Core Concepts
Large language models can accurately and efficiently match patients to clinical trial eligibility criteria without any fine-tuning or labeled data.
Abstract
This paper explores the use of large language models (LLMs) for zero-shot clinical trial patient matching. The key highlights are:
Zero-shot evaluation: The authors evaluate the zero-shot performance of various LLMs, including GPT-3.5 and GPT-4, on the 2018 n2c2 cohort selection benchmark. Despite not being fine-tuned, GPT-4 achieves state-of-the-art results, outperforming the previous best model by a margin of +6 Macro-F1 and +2 Micro-F1 points.
Prompt engineering and retrieval pipeline: The authors investigate different prompting strategies and find that the "All Criteria, Individual Notes" (ACIN) approach provides the best balance of performance and efficiency. They also design a two-stage retrieval pipeline that can reduce the number of tokens processed by the LLM by up to a third while retaining high performance.
Interpretability: The authors have clinicians evaluate the natural language justifications generated by GPT-4 for its eligibility decisions. They find that GPT-4 can output coherent explanations for 97% of its correct decisions and 75% of its incorrect ones, enabling human oversight and collaboration.

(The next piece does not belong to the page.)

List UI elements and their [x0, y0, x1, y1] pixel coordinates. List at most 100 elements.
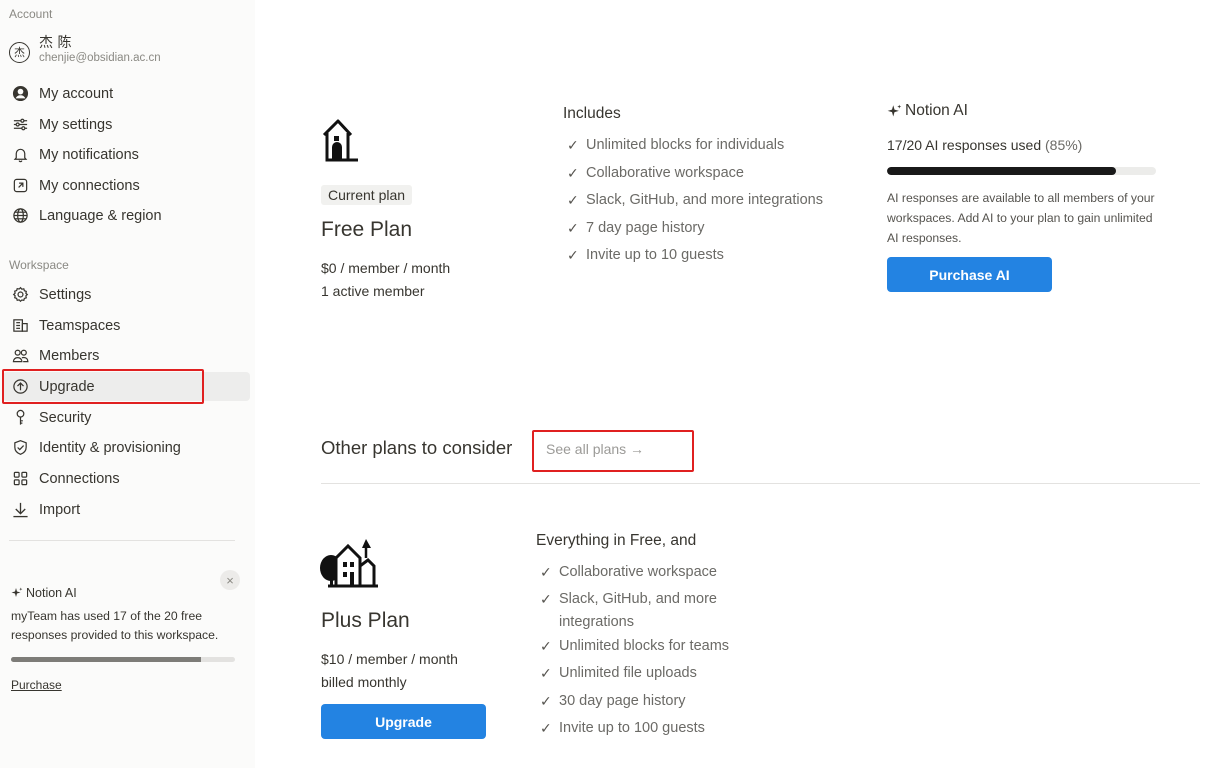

The results establish the feasibility of using LLMs to accelerate clinical trial operations by automating patient matching, which is a key bottleneck in advancing new drugs to market. The authors discuss the potential for LLM-based systems to be deployed as "pre-screeners" that flag eligible patients, thereby allowing clinical research coordinators to focus on the most promising candidates.
Stats
One third of clinical trials fail because they cannot enroll enough patients.
Recruitment costs an average of 32% of a trial's budget.
94% of patients are never informed by their doctors about trials for which they might qualify.
Identifying eligible patients can take up to 1 hour per patient.
Quotes
"Matching patients to clinical trials is a key unsolved challenge in bringing new drugs to market."
"94% of patients are never informed by their doctors about trials for which they might qualify."
"Identifying patients who are eligible for a trial is often highly manual and time-consuming."